Mea Media Culpa
Des clics et des claques

Mea Media Culpa

Les gens courront, écriront et mourront sans l’influence de ma plume, et il était temps que je m’en rende compte.

J’étais sur le point de féliciter un ami pour la publication éventuelle de son premier roman quand j’ai soudainement effacé le statut Facebook au lieu de le publier. On discutait en privé depuis quelques mois à propos de son bébé littéraire, il m’avait annoncé la nouvelle par conversation instantanée le jour même et j’avais «liké» et commenté son statut annonçant la bonne nouvelle. Le principal intéressé savait à quel point j’étais fier de lui.

Au moment où j’allais écrire le statut, j’ai pris conscience de certaines notions malsaines qui motivaient ma publication: soit je donnais à cet ami ma bénédiction publique, qui allait probablement stimuler un «like» et un remerciement sincère de sa part  (comme si mon opinion importait à tel point que la rendre publique légitimait davantage sa fierté personnelle), soit je montrais à mes contacts à quel point j’étais branché grâce à un scoop littéraire: non, non, moi je n’ai rien fait, je n’ai pas publié de livre, mais je connais quelqu’un qui va le faire, et je l’ai su avant vous en plus de ça.

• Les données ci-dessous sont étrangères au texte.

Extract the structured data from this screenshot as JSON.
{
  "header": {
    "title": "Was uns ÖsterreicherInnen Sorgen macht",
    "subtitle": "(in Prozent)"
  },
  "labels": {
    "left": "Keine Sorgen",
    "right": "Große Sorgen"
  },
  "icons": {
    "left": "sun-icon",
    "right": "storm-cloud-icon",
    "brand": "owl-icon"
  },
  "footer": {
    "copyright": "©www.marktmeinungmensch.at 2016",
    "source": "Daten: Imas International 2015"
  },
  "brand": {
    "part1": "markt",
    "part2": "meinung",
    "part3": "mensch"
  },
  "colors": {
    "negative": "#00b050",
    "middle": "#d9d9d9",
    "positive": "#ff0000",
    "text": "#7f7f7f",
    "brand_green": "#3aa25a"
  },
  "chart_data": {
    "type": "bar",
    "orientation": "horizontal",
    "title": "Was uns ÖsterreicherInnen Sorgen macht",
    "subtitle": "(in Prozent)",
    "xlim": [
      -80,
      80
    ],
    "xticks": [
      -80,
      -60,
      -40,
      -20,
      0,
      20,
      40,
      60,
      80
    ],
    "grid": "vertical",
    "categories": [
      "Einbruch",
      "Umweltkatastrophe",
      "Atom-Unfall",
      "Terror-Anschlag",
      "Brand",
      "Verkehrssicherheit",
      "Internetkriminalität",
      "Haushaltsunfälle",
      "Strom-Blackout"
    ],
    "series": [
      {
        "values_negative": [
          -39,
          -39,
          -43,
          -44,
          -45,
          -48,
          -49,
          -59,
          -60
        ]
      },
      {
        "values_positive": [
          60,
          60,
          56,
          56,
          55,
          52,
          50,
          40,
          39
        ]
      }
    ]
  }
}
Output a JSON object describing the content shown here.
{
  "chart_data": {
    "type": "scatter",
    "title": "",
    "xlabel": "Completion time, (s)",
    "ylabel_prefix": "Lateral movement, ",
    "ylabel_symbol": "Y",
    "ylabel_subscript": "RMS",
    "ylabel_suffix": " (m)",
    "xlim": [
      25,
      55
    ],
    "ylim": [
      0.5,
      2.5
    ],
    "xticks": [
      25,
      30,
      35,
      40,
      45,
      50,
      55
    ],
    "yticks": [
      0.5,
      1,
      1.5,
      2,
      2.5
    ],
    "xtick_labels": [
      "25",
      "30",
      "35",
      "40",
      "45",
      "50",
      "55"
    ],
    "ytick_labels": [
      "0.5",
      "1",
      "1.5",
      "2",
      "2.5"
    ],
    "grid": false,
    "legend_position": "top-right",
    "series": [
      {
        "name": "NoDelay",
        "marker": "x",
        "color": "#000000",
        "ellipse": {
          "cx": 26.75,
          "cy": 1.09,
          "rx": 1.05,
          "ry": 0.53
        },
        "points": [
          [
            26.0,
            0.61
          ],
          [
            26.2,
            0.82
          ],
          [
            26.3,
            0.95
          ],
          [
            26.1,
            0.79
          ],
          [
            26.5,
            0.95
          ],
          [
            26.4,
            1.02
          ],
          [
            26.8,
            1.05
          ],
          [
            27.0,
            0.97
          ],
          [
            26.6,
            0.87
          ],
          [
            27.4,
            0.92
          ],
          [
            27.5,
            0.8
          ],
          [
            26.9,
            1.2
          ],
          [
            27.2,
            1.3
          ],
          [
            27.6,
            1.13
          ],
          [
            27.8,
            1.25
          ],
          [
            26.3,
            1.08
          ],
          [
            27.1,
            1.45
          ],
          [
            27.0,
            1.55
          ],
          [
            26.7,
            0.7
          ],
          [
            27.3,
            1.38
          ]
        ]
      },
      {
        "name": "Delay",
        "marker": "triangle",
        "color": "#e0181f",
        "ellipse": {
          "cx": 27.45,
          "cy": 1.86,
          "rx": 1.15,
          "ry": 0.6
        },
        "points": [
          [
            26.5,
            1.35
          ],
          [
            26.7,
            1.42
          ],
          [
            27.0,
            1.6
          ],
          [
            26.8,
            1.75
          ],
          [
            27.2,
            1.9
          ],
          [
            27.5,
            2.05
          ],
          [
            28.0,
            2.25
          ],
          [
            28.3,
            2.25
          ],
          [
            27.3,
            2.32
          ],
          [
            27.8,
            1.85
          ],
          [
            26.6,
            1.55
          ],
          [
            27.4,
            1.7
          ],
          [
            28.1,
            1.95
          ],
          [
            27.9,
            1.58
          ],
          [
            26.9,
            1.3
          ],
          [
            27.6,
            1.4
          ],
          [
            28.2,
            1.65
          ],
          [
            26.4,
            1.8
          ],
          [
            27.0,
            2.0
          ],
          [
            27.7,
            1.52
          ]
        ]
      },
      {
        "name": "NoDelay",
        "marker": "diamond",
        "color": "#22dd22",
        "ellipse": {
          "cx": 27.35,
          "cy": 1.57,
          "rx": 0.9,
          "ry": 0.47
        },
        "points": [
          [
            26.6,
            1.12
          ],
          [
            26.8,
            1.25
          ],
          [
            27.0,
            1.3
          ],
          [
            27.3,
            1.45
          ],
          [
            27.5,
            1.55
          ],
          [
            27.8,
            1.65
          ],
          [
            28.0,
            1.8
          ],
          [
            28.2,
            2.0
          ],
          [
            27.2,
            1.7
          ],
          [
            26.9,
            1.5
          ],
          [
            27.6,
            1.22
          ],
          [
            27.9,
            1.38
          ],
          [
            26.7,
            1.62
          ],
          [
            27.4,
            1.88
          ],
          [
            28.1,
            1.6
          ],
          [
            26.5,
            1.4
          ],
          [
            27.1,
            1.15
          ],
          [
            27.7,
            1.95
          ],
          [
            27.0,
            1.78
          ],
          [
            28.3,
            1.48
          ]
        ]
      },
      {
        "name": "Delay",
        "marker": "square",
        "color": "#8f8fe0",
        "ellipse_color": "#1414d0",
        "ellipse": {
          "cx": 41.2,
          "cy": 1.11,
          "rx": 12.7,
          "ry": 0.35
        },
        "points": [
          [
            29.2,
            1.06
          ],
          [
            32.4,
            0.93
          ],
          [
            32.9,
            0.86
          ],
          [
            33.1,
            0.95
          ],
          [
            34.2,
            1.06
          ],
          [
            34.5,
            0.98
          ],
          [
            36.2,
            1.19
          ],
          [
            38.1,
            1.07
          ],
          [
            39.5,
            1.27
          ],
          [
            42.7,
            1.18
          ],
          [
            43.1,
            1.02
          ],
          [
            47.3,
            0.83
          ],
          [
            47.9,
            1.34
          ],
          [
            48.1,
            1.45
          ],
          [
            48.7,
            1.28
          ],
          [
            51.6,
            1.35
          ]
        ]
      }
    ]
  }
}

La même tentation est survenue lors du marathon de Montréal ce week-end. J’avais l’irrésistible envie de féliciter les coureurs, de rédiger une petite note bien formulée qui témoignerait de leur bravoure et de leur folie. Comprendre leur détermination permettrait de me l’approprier un peu. Je n’ai pas couru mais je félicite ceux qui le font. Je fais donc partie de la solution de l’heure même si je n’y participe aucunement. Il ne suffisait pas de féliciter ces gens que j’ai côtoyés avant leur journée importante, il fallait que j’y appose mon étampe approbatrice, comme un pape se faisant baiser la bague par un chevalier.

C’est comme écrire un statut pour affirmer que nos pensées vont aux familles des victimes d’un récent drame humain, imitant maladroitement les formules politiques déjà quasiment vides de sens. Voici la vérité choquante, brutale, évidente: les familles des victimes s’en contre-foutent de mes élucubrations personnelles. Barack Obama est obligé de le faire. C’est une obligation politique. Le citoyen lambda n’a pas besoin d’utiliser des cadavres frais pour illustrer l’étendue de sa compassion humaine. Les coureurs ne frappent pas le sol avec courage pendant des kilomètres et des heures en pensant à ma jolie formule d’encouragement. Cet ami Facebook, que je n’ai pas vu en personne depuis plus d’une décennie mais que je respecte infiniment, n’a pas besoin de ma plume pour valoriser la sienne.

Bien que les coureurs et l’auteur cliqueraient probablement sur «like» tandis qu’ils verraient passer mon commentaire encourageant (et des dizaines ou centaines d’autres identiques) sur leur fil d’actualité, ils commettraient un geste complètement anodin qui, lorsque multiplié, me donnerait une fausse impression de mon importance virtuelle et réelle. En vérité je n’en ai pas. Les gens courront, écriront et mourront sans l’influence de ma plume, et il était temps que je m’en rende compte.

Ce sont peut-être les conséquences inévitables d’une certaine entrée de jeu dans le domaine des médias (autant sociaux que traditionnels) composés de remerciements, de tapes sur l’épaule, de tags et de crédits de trouvailles qui accordent presque plus d’importance au crédit qu’à la trouvaille. C’est un monde d’éternels retours d’ascenseurs dans un tout petit immeuble.

Il s’agit ici d’une confession personnelle: je n’avance pas que cette attitude soit répandue et systématique dans quelconque milieu ou que ceux qui agissent comme tel le font avec les mêmes prédispositions psychologiques que moi. Mais en me voyant emprunter cette route dans un délire composé de ma propre importance, il me fallait prendre du recul pour réaliser que je ne suis pas obligé d’adopter les codes du club-école de la célébrité habituée aux communiqués de presse et aux messages de sympathie et de soutien.

Je continuerai de promouvoir ce que je trouve de qualité et de féliciter mes amis dont je suis fier, seulement je n’utiliserai pas ma tribune pour leur montrer la supposée grandeur d’âme d’un allié les mettant en valeur: parce qu’ils savent, autant que moi maintenant, que le roi est nu. Je pourrai désormais célébrer la grandeur sans me faire d’illusions sur la mienne.